All the above use perpetual licences, so there’s none of that ‘subscription/rental’ malarkey.

Conan in free audio – links updated

I’ve updated the links on my 2014 post on R.E. Howard audio books. That post put Robert E. Howard’s Conan stories in story-world chronological order, and linked to free audio which had reasonably good narrators.

Currently missing:

“Black Colossus”.

“The Pool Of The Black One”.

“The Black Stranger”, aka “Treasure of Tranicos” after de Camp’s reworking.

Added to Open Lovecraft

* C. de Souza and R. Giroldo, “Um chamado que ecoa? A representacao dos mitos no jogo Call of Cthulhu, Revell, Revista de Estudos Litererios da UEMS, Vol. 2, No. 22, 2019. (In Portuguese. Analysis of the 2018 videogame Call of Cthulhu, based on the Chaosium RPGs).

* C. de Souza and R. Giroldo, “O intruso”, de H. P. Lovecraft: o unheimlich no espelho., Abusoes, No. 10, 2019. (In Portuguese. Reads “The Outsider” figure via the unheimlich, as filtered through later critics. Also explores how Lovecraft’s atmosphere interacts with this effect. Part of a special issue on the idea of the unheimlich).

Call: The Pulpster

PulpFest’s annual journal The Pulpster calls for your ideas and proposals for well-researched articles. Also artwork. 2020’s event will centre around Ray Bradbury in the pulps, the Black Mask title, and the cover-art of Margaret Brundage.

You can drop editor Bill Lampkin an email at bill@pulpfest.com and the sooner he hears from you, the better. He has to plan space for articles and start collecting artwork and illustrations.

Ad space is also available.

New book: Challenging Moskowitz

The early years of science-fiction fandom in the USA are fairly well documented by now. Or are they? A new 124-page book usefully expands the easily-available source material for the history, and provides a new and questioning preface. Challenging Moskowitz.

“Sam Moskowitz’s The Immortal Storm is regarded by many as the definitive history of US fandom in the 1930s, but several contemporary fans either presented alternative versions of events or took issue with the book’s selectivity (New York-centrism in particular) and partisanship. Rob Hansen has compiled and introduced this collection of relevant fanwriting by Allen Glasser, Charles D. Hornig, Damon Knight, Jack Speer, Harry Warner Jr, Donald A. Wollheim and T. Bruce Yerke.”
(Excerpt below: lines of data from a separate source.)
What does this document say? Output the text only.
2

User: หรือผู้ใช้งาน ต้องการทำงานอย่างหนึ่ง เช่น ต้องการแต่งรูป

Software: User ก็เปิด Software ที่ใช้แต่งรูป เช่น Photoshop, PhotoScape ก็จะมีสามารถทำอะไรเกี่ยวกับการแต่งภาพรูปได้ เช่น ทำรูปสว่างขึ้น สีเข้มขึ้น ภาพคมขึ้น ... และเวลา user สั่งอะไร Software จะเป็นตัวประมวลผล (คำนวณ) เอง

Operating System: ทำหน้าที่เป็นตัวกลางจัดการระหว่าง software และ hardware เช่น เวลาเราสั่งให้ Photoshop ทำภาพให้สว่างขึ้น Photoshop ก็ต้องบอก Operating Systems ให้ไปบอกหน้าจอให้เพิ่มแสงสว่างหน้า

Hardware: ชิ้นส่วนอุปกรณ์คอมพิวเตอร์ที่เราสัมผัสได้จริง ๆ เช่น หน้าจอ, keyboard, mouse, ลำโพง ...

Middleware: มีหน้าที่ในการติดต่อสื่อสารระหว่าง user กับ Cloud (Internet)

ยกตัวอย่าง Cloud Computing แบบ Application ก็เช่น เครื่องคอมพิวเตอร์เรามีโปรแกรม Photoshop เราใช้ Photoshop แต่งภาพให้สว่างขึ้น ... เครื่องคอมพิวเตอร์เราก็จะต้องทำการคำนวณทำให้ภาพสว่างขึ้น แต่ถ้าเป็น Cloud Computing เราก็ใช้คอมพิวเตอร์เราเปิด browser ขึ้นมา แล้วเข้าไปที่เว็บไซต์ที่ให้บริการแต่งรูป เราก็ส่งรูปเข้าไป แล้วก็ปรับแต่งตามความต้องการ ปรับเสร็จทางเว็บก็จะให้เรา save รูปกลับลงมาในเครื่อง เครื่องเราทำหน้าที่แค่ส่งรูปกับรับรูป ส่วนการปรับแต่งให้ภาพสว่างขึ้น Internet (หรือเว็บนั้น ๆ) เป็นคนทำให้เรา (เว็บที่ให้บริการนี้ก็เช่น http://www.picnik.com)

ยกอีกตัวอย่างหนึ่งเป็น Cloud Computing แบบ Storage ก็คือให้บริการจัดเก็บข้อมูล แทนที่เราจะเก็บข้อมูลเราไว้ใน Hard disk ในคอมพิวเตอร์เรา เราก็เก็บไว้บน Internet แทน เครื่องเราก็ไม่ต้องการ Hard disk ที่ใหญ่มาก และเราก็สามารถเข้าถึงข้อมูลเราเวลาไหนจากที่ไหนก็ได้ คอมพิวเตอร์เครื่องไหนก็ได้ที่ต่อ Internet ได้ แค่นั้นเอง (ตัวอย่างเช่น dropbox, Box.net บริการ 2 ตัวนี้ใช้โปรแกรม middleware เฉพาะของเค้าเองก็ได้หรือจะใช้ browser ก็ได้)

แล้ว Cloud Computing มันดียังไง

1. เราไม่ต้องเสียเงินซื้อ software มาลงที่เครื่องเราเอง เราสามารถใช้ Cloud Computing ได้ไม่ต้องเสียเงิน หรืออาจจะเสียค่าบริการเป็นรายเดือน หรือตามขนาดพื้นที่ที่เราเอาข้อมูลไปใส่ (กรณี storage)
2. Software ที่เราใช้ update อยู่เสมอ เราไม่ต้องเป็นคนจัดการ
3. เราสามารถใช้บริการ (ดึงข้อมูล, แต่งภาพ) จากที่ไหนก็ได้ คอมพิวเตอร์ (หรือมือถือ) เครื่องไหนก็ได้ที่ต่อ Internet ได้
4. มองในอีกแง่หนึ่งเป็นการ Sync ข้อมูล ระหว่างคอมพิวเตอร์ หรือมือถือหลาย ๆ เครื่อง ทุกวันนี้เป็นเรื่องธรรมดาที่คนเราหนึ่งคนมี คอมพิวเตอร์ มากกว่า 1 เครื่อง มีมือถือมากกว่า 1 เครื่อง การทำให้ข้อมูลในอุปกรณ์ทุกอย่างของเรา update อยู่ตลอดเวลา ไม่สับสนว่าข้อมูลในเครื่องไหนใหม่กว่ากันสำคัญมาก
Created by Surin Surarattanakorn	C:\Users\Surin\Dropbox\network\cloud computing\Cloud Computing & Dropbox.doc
Free in various digital formats, but donations are encouraged.

Story Attic

The Heart of the Hollow World, a complete 2017 graphic novel adventure in the Journey to the Centre of the Earth / Edgar Rice Burroughs / pulp adventure style, with a learned protagonist from Rhode Island. It’s free online.

Originally a showcase for Doug Lefler‘s Scrollon comics reading app for iPhones and iPad, and now also available via a Web browser in a player. It uses a gutter-less format, akin to a scroll-painting.

His new Story Attic looks like an interesting outlet for those who can tell old-school adventure stories in this new visual form. The storytelling is top-notch.